You are viewing a plain text version of this content. The canonical link for it is here.
Posted to dev@spark.apache.org by Daniel Mateus Pires <dm...@gmail.com> on 2018/07/27 17:34:09 UTC

[Spark SQL] Future of CalendarInterval

Hi Sparkers! (maybe Sparkles ?)

I just wanted to bring up the apparently ?controversial? Calendar Interval topic.

I worked on: https://issues.apache.org/jira/browse/SPARK-24702 <https://issues.apache.org/jira/browse/SPARK-24702>, https://github.com/apache/spark/pull/21706 <https://github.com/apache/spark/pull/21706>

The user was reporting an unexpected behaviour where he/she wasn’t able to cast to a Calendar Interval type.

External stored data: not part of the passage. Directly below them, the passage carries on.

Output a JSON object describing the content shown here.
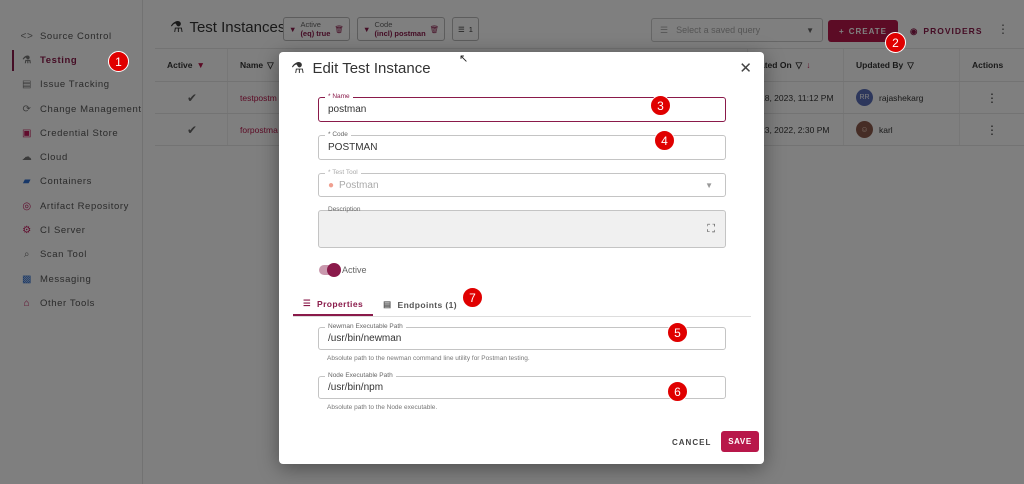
{
  "sidebar": {
    "items": [
      {
        "label": "Source Control",
        "icon": "<>",
        "active": false
      },
      {
        "label": "Testing",
        "icon": "⚗",
        "active": true
      },
      {
        "label": "Issue Tracking",
        "icon": "▤",
        "active": false
      },
      {
        "label": "Change Management",
        "icon": "⟳",
        "active": false
      },
      {
        "label": "Credential Store",
        "icon": "🔒",
        "active": false
      },
      {
        "label": "Cloud",
        "icon": "☁",
        "active": false
      },
      {
        "label": "Containers",
        "icon": "🐳",
        "active": false
      },
      {
        "label": "Artifact Repository",
        "icon": "◎",
        "active": false
      },
      {
        "label": "CI Server",
        "icon": "⚙",
        "active": false
      },
      {
        "label": "Scan Tool",
        "icon": "⌕",
        "active": false
      },
      {
        "label": "Messaging",
        "icon": "💬",
        "active": false
      },
      {
        "label": "Other Tools",
        "icon": "⌂",
        "active": false
      }
    ]
  },
  "header": {
    "title": "Test Instances",
    "chips": [
      {
        "key": "Active",
        "value": "(eq) true"
      },
      {
        "key": "Code",
        "value": "(incl) postman"
      }
    ],
    "sort_count": "1",
    "query_placeholder": "Select a saved query",
    "create_label": "CREATE",
    "providers_label": "PROVIDERS"
  },
  "table": {
    "headers": {
      "active": "Active",
      "name": "Name",
      "updated_on": "ated On",
      "updated_by": "Updated By",
      "actions": "Actions"
    },
    "rows": [
      {
        "name": "testpostm",
        "updated_on": "18, 2023, 11:12 PM",
        "avatar": "RR",
        "user": "rajashekarg"
      },
      {
        "name": "forpostma",
        "updated_on": "23, 2022, 2:30 PM",
        "avatar": "K",
        "user": "karl"
      }
    ]
  },
  "modal": {
    "title": "Edit Test Instance",
    "fields": {
      "name": {
        "label": "* Name",
        "value": "postman"
      },
      "code": {
        "label": "* Code",
        "value": "POSTMAN"
      },
      "test_tool": {
        "label": "* Test Tool",
        "value": "Postman"
      },
      "description": {
        "label": "Description",
        "value": ""
      }
    },
    "active_label": "Active",
    "tabs": [
      {
        "label": "Properties"
      },
      {
        "label": "Endpoints (1)"
      }
    ],
    "properties": {
      "newman": {
        "label": "Newman Executable Path",
        "value": "/usr/bin/newman",
        "helper": "Absolute path to the newman command line utility for Postman testing."
      },
      "node": {
        "label": "Node Executable Path",
        "value": "/usr/bin/npm",
        "helper": "Absolute path to the Node executable."
      }
    },
    "cancel_label": "CANCEL",
    "save_label": "SAVE"
  },
  "markers": [
    "1",
    "2",
    "3",
    "4",
    "5",
    "6",
    "7"
  ],
  "colors": {
    "accent": "#8a1a4a",
    "primary_button": "#b8174a",
    "marker": "#e00000"
  }
}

In the current version of Spark the following code works:
scala> spark.sql("SELECT 'interval 1 hour' as a").select(col("a").cast("calendarinterval")).show()
+----------------+
|               a|
+----------------+
|interval 1 hours|
+----------------+

While the following doesn’t:
spark.sql("SELECT CALENDARINTERVAL('interval 1 hour') as a").show()


Since the DataFrame API equivalent of the SQL worked, I thought adding it would be an easy decision to make (to make it consistent)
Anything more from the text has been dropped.